2918 sayılı KTK.nın 97.maddesi “Zarar görenin, zorunlu mali sorumluluk sigortasında öngörülen sınırlar içinde dava yoluna gitmeden önce ilgili sigorta kuruluşuna yazılı başvuruda bulunması gerekir. Sigorta kuruluşunun başvuru tarihinden itibaren en geç 15 gün içinde başvuruyu yazılı olarak cevaplamaması veya verilen cevabın talebi karşılamadığına ilişkin uyuşmazlık olması hâlinde, zarar gören dava açabilir veya 5684 sayılı Kanun çerçevesinde tahkime başvurabilir…” hükmünü amirdir. Mahkeme tarafından delillerin değerlendirilmesinde ve takdirinde bir isabetsizlik olmamasına göre özellikle davacının söz konusu hüküm kapsamında davalı kuruma başvurduğu, kaldı ki madde metninde başvuru sırasında hangi belgelerin sunulacağına ilişkin hüküm de bulunmadığı sabit olduğundan davalı vekilinin gerekli belgelerle başvurulmadığı gerekçesiyle davanın usulden reddine karar verilmesi gerektiğine ilişkin istinaf itirazları kabul edilmemiştir.

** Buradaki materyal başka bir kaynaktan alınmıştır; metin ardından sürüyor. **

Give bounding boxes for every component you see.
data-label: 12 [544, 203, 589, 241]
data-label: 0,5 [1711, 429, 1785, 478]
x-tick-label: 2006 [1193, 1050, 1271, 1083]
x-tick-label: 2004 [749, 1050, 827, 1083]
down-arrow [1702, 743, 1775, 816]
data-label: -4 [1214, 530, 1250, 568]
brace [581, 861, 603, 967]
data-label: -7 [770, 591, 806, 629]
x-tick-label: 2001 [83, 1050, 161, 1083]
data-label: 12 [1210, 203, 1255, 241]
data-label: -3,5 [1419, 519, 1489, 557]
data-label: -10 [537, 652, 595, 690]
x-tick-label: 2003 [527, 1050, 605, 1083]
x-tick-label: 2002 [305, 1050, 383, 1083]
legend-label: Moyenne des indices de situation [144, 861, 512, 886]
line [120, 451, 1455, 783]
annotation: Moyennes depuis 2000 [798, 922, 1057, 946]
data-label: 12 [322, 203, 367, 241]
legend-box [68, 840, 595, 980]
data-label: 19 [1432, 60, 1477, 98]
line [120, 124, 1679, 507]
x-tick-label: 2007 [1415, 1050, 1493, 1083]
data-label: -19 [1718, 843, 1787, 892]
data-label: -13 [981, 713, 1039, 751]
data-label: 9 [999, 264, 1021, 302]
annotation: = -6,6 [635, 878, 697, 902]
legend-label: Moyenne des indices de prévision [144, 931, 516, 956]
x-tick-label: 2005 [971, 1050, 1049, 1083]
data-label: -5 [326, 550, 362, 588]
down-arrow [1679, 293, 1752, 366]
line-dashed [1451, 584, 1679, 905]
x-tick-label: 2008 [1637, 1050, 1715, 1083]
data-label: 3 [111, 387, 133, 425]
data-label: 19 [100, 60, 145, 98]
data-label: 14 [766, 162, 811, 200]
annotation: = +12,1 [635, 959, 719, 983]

Davalı taraf her ne kadar, geçici iş göremezlik ve bakıcı gideri tazminatından sorumlu olmadığı belirtilerek istinaf talebinde bulunulmuş ise de: 25.02.2011 tarihli Resmi Gazetede yayımlanarak yürürlüğe giren 13.02.2011 tarihli 6111 Sayılı Yasa’nın 59.maddesi ile 2918 Sayılı Karayolları Trafik Kanunu’nun 98. maddesi değiştirilmiş, buna göre “trafik kazaları nedeniyle üniversitelere bağlı hastaneler ve diğer resmi ve özel sağlık kuruluşlarının sundukları sağlık hizmet bedellerinin kazazedenin sosyal güvencesi olup olmadığına bakılmaksızın Sosyal Güvenlik Kurumu tarafından karşılanacağı” Yasanın geçici 1. maddesi ile de “Bu Kanunun yayımlandığı tarihten önce meydana gelen trafik kazaları nedeniyle sunulan sağlık hizmet bedellerinin Sosyal Güvenlik Kurumu tarafından karşılanacağı, söz konusu sağlık hizmet bedelleri için bu Kanun’un 59. maddesine göre belirlenen tutarın %20’sinden fazla olmamak üzere belirlenecek tutarın üç yıl süreyle ayrıca aktarılmasıyla anılan dönem için ilgili sigorta şirketleri ve ….. yükümlülüklerinin sona ereceği,” öngörülmüştür. Sigorta şirketi, motorlu aracın işletilmesinden kaynaklanan kaza nedeniyle zarar görenlerin tedavisi için ödenen giderleri zorunlu olarak teminat altına alır. Sigorta şirketinin, işleten ve sürücünün yasadan ve sözleşmeden doğan bu yükümlülüğü, 6111 sayılı Yasa ile getirilen düzenleme ile sona erdirilmiş bulunmaktadır. 2918 sayılı Yasa’nın 98. maddesinde belirtilen tedavi giderleri yönünden sorumluluk dava dışı Sosyal Güvenlik Kurumu’na geçmiştir. Ancak geçici iş göremezlik ve bakıcı gideri tazminatı madde kapsamında değerlendirilemeyeceğinden geçici iş göremezlik ve bakıcı gideri talepleri yönünden sigorta şirketlerinin sorumluluğu devam edeceğinden bu hususa ilişkin istinaf sebebi yerinde görülmemiştir. (Yargıtay 4. H.D.nin 2021/5372 E. 2021/8669 K., Yargıtay 4. H.D.nin 2021/3468 E. 2021/6538 K. Yargıtay 5. H.D.nin 2021/5372 E. 2021/8669 K.)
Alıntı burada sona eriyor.